NewsMissoula County


Current Events: New zoning codes, energy efficiency, recreation center expansion

Posted at 10:37 AM, May 09, 2022
and last updated 2022-05-09 12:43:03-04

MISSOULA - We chatted with Missoula Current founding editor Martin Kidston to learn more about efforts to revamp of local building codes, energy-efficiency efforts, and a proposed upgrade to a popular Missoula swimming destination.

"The County is doing land-use reform, and the City is doing code reform as well, and while this doesn't sound very sexy it's actually a very big deal. On the city side, it's an effort to streamline all codes, all policies, all major buildings, which has all streamlined the process to make it easier for residents to have predictability, to know what is around them,” Kidston explained.

“For developers, it will make it a more predictable for developers to know what they can and can't do. Part of the problem over the last couple of years is that the City's growth policy doesn't align with current zoning. The growth policy is an idealistic idea of how the city wants to grow. The zoning does something completely different now, so the city more often than not has rezoned properties. That is a pain in the rear for developers, and it also causes unneeded unpredictability for neighborhoods. This code reform will bring all this into alignment once and for all.”

“I think generally it will be a positive. There may be some nuances to this that may cause some controversy, such as changing policy in established neighborhoods," Kidston continued. "If you live in a traditional single-family neighborhood where the city may look at changing zoning. It could bring changes to some established neighborhoods, but it could add predictability to others to know who is going to move in next door.

A familiar name moving back into the picture in Missoula with Bryan von Lossberg tapped to head up clean energy efforts in Missoula.

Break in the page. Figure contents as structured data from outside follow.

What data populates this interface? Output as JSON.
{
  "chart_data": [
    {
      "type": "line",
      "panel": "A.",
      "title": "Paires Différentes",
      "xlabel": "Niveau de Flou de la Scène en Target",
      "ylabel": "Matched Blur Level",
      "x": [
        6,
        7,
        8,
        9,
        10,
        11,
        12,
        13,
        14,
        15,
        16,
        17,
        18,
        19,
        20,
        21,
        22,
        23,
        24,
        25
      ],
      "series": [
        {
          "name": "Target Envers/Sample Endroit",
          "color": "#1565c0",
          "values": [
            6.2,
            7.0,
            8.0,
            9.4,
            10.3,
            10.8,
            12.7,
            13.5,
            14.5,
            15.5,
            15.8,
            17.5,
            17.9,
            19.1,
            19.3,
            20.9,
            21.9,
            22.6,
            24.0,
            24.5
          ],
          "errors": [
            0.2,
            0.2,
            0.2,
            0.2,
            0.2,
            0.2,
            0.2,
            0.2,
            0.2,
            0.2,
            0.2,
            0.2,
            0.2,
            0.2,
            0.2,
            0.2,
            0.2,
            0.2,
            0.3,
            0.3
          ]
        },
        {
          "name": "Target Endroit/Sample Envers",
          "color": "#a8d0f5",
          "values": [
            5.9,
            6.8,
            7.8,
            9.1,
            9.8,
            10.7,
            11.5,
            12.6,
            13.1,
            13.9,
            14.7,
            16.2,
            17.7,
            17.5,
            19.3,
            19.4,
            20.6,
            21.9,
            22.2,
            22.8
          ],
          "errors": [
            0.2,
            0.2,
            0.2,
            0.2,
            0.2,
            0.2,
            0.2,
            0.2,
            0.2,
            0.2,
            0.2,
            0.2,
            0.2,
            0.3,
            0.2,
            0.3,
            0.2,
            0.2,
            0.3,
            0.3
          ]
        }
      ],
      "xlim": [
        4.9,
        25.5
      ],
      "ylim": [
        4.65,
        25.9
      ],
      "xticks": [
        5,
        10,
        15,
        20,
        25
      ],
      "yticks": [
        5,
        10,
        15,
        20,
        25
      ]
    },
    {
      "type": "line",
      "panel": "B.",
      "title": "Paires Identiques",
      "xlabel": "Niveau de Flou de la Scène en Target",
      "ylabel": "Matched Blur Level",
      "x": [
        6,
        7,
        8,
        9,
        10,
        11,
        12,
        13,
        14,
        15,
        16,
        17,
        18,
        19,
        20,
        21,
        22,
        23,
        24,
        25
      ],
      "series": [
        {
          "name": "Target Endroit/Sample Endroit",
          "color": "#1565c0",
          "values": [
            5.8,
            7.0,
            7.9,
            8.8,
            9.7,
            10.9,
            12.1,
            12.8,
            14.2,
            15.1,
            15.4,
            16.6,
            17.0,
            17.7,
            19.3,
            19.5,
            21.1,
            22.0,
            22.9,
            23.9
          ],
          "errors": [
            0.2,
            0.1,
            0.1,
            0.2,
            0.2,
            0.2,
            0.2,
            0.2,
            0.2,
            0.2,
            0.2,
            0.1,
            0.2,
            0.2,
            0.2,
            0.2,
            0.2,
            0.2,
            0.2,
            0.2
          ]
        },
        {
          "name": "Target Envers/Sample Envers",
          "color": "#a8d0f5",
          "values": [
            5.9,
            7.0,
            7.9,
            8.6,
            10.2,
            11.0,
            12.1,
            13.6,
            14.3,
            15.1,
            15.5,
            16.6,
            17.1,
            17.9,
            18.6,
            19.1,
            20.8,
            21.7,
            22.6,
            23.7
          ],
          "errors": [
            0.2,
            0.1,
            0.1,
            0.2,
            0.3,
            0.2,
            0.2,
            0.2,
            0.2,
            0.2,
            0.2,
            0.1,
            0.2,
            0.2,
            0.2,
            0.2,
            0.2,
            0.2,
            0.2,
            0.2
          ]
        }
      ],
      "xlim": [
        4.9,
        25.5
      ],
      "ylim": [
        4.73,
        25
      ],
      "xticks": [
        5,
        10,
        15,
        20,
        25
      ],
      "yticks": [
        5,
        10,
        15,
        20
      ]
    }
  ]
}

“Bryan von Losssberg served a couple of terms on city council, the last term as council president. He has been foremost in the city's effort to attain 100% clean electricity. Some of his other climate goals include [the] Zero Waste initiative. He was on the city council when all these policies and goals were adopted,” Kidston said. “He left the council last year, but the city has hired him as a consultant to help the city pursue those goals while the city's new climate action specialist gets up to speed. That's a new position that the city-funded last year in the budget with a private action specialist.”

“They're paying von Lossberg with what is left of that. Both efforts will lead the city closer to achieving their climate goals, they hope. They're working with NorthWestern Energy on a green tariff,” Kidston continued. “Bryan knows all these things, he's familiar with the players. He has partnerships, he's an energy expert in some ways. He'll be a big help with the city, moving in the right direction there.

Finally, Missoula City Council has approved the concept design to upgrade Missoula Currents in an effort to make it bigger and a lot more versatile. But, there hasn't been a lot of talk about how to pay for the proposed changes.

“We've seen what direction that takes in the past. This is a $44 million project, which is probably beyond the reach of simple fundraising and bake sales. In that past -- like we've seen with the library and Fort Missoula Regional Park -- these projects are paid for with a general obligation bond,” Kidston noted. “While we're not sure because they haven't stated so, there is a possibility that Missoula voters could be voting on this year or next."